After leaving a lucrative banking position in Florida for a Chicago consulting gig, Simpson v. Saggezza’s (2018 WL 3753431 (N.D.Ill. 2018) plaintiff soon learned the Illinois job markedly differed from what was advertised.
Among other things, the plaintiff discovered that the company’s pre-hiring revenue projections were off as were the plaintiff’s promised job duties, performance goals and bonus structure.
When plaintiff complained, the Illinois employer responded by firing him. Plaintiff sued the defendants – the employer and a company decision maker – for unpaid bonus money under the Illinois Wage Payment and Collection Act, 820 ILCS 115/1, et. seq. (IWPCA) and for other common law claims. Defendants moved to dismiss all claims.
In denying the bulk of the defendants’ motion, the Court discussed the nature and reach of earned bonus liability under the IWPCA in the context of a motion to dismiss.
The IWPCA defines payments as including wages, salaries, earned commissions and earned bonuses pursuant to an employment contract. 820 ILCS 115/12. An earned bonus is defined as “compensation given in addition to the required compensation for services performed.” Il. Admin. Code, Title 56, s. 300.500.
The IWPCA allows an earned bonus claim only where an employer makes an unequivocal promise; a discretionary or contingent promise isn’t enough. So as long as the plaintiff alleges both an employer’s unambiguous promise to pay a bonus and the plaintiff’s satisfactory performance of the parties’ agreement, the plaintiff can make out a successful IWPCA claim for an unpaid earned bonus.
Here, the plaintiff sufficiently alleged a meeting of the minds on the bonus issue – the defendant-employer unequivocally promised a $25,000 bonus if plaintiff met a specific sales goal – and that the plaintiff met the goal.
The court then partially granted the employer’s motion to dismiss the plaintiff’s statutory and common law retaliation claims.
IWPCA Section 14(c) prevents an employer from firing an employee in retaliation for the employee lodging a complaint against the employer for unpaid compensation. 820 ILCS 115/14(c). Since the plaintiff alleged both an agreement for earned bonus payments and that he was fired for requesting payment, this was enough to survive a motion to dismiss.
The court did, however, dismiss plaintiff’s common law retaliatory discharge claim. To prevail on this claim, a plaintiff must allege (1) he was terminated, (2) in retaliation for plaintiff’s conduct, and (3) the discharge violates a clearly mandated public policy.

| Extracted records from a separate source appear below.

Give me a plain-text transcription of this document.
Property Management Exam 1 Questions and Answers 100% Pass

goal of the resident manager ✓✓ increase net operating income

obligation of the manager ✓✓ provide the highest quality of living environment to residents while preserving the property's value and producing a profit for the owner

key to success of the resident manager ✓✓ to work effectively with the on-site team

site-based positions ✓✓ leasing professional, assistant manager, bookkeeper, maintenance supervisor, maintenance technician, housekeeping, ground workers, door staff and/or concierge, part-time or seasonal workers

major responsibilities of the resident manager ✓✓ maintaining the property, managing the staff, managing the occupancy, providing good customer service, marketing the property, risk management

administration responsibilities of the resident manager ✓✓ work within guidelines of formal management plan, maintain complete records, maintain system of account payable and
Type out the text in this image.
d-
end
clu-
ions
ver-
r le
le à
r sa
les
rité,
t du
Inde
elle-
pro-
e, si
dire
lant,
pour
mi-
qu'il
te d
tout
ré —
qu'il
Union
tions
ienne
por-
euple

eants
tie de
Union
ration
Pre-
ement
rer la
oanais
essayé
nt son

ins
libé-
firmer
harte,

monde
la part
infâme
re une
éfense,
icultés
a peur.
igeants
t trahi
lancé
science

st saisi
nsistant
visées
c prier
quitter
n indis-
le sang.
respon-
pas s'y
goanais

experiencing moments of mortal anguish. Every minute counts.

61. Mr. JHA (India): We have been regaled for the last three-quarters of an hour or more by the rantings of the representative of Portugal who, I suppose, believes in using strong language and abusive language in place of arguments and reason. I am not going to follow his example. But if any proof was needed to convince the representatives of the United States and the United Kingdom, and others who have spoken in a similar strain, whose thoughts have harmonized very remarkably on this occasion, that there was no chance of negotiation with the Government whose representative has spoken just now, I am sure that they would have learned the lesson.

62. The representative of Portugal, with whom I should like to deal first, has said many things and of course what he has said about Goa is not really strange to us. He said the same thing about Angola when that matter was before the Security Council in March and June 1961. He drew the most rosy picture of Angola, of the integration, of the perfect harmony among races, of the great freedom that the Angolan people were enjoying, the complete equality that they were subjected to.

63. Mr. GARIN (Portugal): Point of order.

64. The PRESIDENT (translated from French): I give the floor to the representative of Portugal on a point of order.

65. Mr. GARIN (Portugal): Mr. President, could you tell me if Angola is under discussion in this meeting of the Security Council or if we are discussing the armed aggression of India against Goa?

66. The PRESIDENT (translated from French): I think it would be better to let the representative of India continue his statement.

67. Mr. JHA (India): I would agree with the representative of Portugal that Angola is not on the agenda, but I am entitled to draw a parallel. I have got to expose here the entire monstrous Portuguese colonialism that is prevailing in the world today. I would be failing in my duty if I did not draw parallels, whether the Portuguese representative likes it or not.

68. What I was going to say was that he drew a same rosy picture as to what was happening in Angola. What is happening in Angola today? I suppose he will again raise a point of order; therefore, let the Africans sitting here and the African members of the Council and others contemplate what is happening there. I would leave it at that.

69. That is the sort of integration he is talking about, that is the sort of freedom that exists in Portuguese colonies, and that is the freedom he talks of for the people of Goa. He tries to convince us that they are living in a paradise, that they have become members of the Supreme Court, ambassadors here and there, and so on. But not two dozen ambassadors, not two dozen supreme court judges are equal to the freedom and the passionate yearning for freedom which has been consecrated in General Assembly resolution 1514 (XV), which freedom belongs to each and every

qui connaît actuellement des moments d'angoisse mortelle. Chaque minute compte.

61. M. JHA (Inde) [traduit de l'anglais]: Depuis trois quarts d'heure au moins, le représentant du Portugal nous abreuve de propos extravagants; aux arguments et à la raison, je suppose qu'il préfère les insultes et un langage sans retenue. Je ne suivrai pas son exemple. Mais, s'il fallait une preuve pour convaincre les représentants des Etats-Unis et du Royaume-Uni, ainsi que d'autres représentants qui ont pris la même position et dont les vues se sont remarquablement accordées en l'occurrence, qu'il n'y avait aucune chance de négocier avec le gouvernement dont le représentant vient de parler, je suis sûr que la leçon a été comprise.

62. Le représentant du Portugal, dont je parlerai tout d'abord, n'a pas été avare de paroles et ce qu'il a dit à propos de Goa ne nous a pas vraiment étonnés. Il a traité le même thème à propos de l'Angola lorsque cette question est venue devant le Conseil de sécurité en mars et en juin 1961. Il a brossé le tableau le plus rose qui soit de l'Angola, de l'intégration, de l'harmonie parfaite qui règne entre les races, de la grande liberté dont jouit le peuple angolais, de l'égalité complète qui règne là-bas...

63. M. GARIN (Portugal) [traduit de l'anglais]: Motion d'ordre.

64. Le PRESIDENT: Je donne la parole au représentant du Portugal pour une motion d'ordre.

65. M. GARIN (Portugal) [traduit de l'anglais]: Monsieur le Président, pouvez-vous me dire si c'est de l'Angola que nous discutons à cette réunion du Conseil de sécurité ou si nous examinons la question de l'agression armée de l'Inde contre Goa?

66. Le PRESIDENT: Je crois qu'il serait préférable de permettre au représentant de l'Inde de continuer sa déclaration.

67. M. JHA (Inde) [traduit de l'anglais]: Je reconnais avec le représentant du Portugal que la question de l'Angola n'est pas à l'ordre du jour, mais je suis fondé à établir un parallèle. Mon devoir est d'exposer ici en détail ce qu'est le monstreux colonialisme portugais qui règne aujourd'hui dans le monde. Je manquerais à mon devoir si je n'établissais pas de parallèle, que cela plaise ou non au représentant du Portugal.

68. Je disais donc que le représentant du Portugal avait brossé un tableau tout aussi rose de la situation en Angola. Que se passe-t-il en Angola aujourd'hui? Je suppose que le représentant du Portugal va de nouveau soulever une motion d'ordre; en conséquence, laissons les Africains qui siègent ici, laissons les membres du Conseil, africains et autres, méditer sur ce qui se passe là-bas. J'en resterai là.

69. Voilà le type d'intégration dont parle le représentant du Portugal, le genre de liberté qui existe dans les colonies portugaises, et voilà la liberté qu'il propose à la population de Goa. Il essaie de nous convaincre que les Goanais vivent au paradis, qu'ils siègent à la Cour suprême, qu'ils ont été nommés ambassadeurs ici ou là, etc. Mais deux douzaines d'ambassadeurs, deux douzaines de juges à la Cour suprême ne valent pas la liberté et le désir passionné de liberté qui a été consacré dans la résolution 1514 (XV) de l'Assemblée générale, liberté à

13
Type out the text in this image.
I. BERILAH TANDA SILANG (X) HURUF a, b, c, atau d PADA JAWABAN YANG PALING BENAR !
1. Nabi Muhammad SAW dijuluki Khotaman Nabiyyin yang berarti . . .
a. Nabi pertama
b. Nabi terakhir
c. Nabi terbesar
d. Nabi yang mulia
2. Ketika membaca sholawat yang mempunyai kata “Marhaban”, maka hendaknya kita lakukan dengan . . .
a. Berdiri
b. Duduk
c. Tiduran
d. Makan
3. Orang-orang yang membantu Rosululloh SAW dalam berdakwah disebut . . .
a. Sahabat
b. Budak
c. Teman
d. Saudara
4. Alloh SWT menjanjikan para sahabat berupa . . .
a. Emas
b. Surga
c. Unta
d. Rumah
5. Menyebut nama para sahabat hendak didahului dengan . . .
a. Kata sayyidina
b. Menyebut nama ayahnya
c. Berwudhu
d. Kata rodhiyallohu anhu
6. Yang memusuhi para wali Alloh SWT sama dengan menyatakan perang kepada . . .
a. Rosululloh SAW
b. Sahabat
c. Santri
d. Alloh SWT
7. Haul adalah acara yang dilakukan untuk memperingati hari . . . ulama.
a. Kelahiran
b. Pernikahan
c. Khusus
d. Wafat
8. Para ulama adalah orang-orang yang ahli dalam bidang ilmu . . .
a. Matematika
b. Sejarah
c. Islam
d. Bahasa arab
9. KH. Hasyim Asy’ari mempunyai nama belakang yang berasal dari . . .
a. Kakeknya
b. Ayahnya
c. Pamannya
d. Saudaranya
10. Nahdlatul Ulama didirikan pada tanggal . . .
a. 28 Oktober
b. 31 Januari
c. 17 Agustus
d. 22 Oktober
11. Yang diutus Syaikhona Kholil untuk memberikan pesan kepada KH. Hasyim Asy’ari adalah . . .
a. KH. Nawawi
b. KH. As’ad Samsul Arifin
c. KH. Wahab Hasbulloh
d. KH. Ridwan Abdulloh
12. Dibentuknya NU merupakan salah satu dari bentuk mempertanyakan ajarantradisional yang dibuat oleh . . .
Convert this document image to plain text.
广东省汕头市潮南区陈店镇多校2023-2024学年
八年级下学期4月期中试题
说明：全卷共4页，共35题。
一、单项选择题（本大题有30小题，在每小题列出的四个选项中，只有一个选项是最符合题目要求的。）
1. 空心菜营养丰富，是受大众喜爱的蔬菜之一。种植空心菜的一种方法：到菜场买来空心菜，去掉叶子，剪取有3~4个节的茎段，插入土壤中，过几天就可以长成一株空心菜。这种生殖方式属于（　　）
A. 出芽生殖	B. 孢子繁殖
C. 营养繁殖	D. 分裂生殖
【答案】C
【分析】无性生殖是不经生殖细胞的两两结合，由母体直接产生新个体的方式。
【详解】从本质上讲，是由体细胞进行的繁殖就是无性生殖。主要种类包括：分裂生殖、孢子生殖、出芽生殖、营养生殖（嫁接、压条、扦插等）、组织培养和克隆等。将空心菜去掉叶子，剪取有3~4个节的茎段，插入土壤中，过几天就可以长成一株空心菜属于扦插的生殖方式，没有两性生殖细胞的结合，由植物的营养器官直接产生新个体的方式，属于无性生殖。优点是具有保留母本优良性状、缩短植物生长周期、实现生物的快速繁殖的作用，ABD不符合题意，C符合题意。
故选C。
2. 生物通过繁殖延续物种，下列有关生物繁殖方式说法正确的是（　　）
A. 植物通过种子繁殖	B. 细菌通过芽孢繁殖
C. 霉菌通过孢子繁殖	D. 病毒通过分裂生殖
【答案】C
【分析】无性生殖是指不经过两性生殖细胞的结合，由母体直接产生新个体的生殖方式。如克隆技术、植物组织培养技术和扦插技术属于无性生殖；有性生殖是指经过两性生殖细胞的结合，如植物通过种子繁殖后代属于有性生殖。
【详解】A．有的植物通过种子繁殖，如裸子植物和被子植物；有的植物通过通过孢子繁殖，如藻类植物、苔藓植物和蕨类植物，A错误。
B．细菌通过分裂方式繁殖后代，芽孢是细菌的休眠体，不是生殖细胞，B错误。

The Court rejected the plaintiff’s argument that an IWPCA violation was enough to trigger Illinois public policy concerns. The court held that to invoke the public policy prong of the retaliation tort, the dispute “must strike at the heart of a citizen’s social rights, duties and responsibilities.” And since the Court viewed an IWPCA money dispute to a private, economic matter between employer and employee, the employer’s alleged IWPCA violation didn’t implicate public policy.
Lastly, the Court denied the defendant’s motion to dismiss plaintiff’s fraud in the inducement claim. In this count, plaintiff alleged he quit his former Florida job in reliance on factual misstatements made by the defendant about its fiscal health, among other things.
To sufficiently plead fraudulent inducement, a plaintiff must allege (1) a false statement of material fact, (2) known or believed to be false by the person making it, (3) an intent to induce the other party to act, (4) action by the other party in reliance on the truth of the statement, and (5) damage to the plaintiff resulting from the reliance. To be actionable, a factual statement must involve a past or present fact; expression of opinions, expectations or future contingencies cannot support a fraudulent inducement claim.
Where there is a disparity in knowledge or access to knowledge between two parties, the fraudulent inducement plaintiff can justifiably rely on a representation of fact even if he could have discovered the information’s falsity upon further investigation.
While the defendant argued that the predicate fraud statements were non-actionable embellishments or puffery, the court disagreed. It found that plaintiff’s allegations that defendant made factually false statements about the defendant’s financial state and the plaintiff’s job opportunities were specific enough to state a claim.
The court noted that plaintiff alleged the defendants supplied plaintiff with specific financial figures based on historical financial data as part of their pre-hiring pitch to the plaintiff. Taken in totality, the information was specific and current enough to support a fraud claim.
Afterwords:
Earned bonuses are covered by IWPCA; discretionary or conditional bonuses are not;
The common law retaliation tort has teeth. It’s not enough to assert a statutory violation to implicate the public policy element. A private payment dispute between an employer and employee – even if it involves a statutory violation – won’t rise to the level of a public policy issue;
An employer’s false representations of a company’s financial status can underlie a plaintiff’s fraud claim since financial data supplied to a prospective hire is information an employer should readily have under its control and at its disposal.